Kidney Cancer Tumor Size, Preoperative eGFR Linked
Tumor diameter and decreased preoperative estimated glomerular filtration rate (eGFR) are independently correlated in patients undergoing surgery for renal cell carcinoma (RCC), researchers concluded.
In a study of 1,009 patients undergoing partial or radical nephrectomy for unilateral RCC, tumor diameter independently predicted decreased preoperative eGFR after controlling for race andhypertension. Decreased preoperative eGFR independently predicted increased tumor diameter, after controlling for race, smoking status, and histology.
“The relationship between renal function and RCC is currently poorly characterized, although the present study suggests that there may be an important link between these two apparently independent processes,” investigators led by Nicholas M. Donin, MD, of the Columbia University College of Physicians and Surgeons in New York, wrote in BJU International (2011;109:379-383).
For more than three decades, researchers have recognized an association between end-stage renal disease and the development of renal cortical tumors, Dr. Donin and his colleagues noted. Observational studies have demonstrated consistently cancer develops more frequently in patients with severely decreased eGFR than in age- and exposure-matched controls.
Dr. Donin's group said their study is the first to show an independent association between increased tumor size and decreased eGFR. In a discussion of possible mechanisms that could explain the relationship, they noted that as a tumor grows, it might destroy renal parenchyma, “either through frank invasion of parenchyma or via mechanically distorting the architecture of the kidney, compressing renal parenchyma, tubules, collecting ducts and the renal pelvis, thus preventing proper filtration.”
Another possibility is that chronic kidney disease may be the primary process and develop of RCC is secondary.
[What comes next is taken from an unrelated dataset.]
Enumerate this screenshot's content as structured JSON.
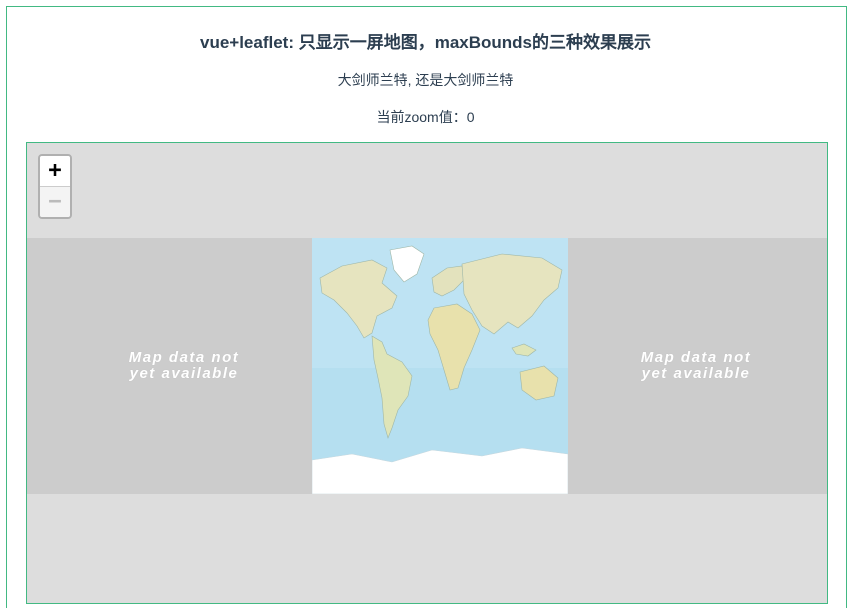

CKD might initiate and/or enhance a tumor's ability to grow because of some directly trophic factors present in the uremic state, the investigators postulated.
Commenting on the new study, Daniel J. Canter, MD, Assistant Professor of Urology at Emory University in Atlanta, stated that although the study was well done, thought-provoking, and hypothesis-producing, “the real-world day-to-day clinical significance needs more elucidation.”
“If the findings in this study are validated,” Dr. Canter told Renal & Urology News, “urologists need to be cognizant of the fact that patients with larger tumors are more likely to have worse renal function and treatment decision-making needs to be tailored appropriately.”
Study patients had a mean tumor diameter of 5.29 cm and a mean pre-operative eGFR of75 mL/min/1.73 m2. Dr. Canter pointed out that a scatter plot presented by the investigators indicates that nearly all patients had an eGFR greater than 40. “What is lacking is a detailed analysis of patients' chronic kidney disease stratified by tumor size,” Dr. Canter said. “In essence, what I expect we are seeing is an under-appreciation of the prevalence of CKD in this patient cohort, as almost all patients had CKD stage III or less.”
When Dr. Canter was a fellow at Fox Chase Cancer Center in Philadelphia, he and collaborators conducted a study using the center's kidney database and found that in a population of 1,114 patients presenting with an enhancing renal mass, 22% of patients with a seemingly normal serum creatinine had CKD. “I expect we are seeing the same phenomenon here [in the new study]. However, the authors do present a novel finding in that decreasing eGFR appears to independently correlate with increasing tumor size.”
The new findings “provide further evidence of the need for nephron-sparing surgery when technically feasible,” Dr. Canter said. “Chronic kidney disease predisposes patients to significant cardiovascular and overall health risks, and preservation of renal parenchyma is paramount when approaching these patients with enhancing renal masses.”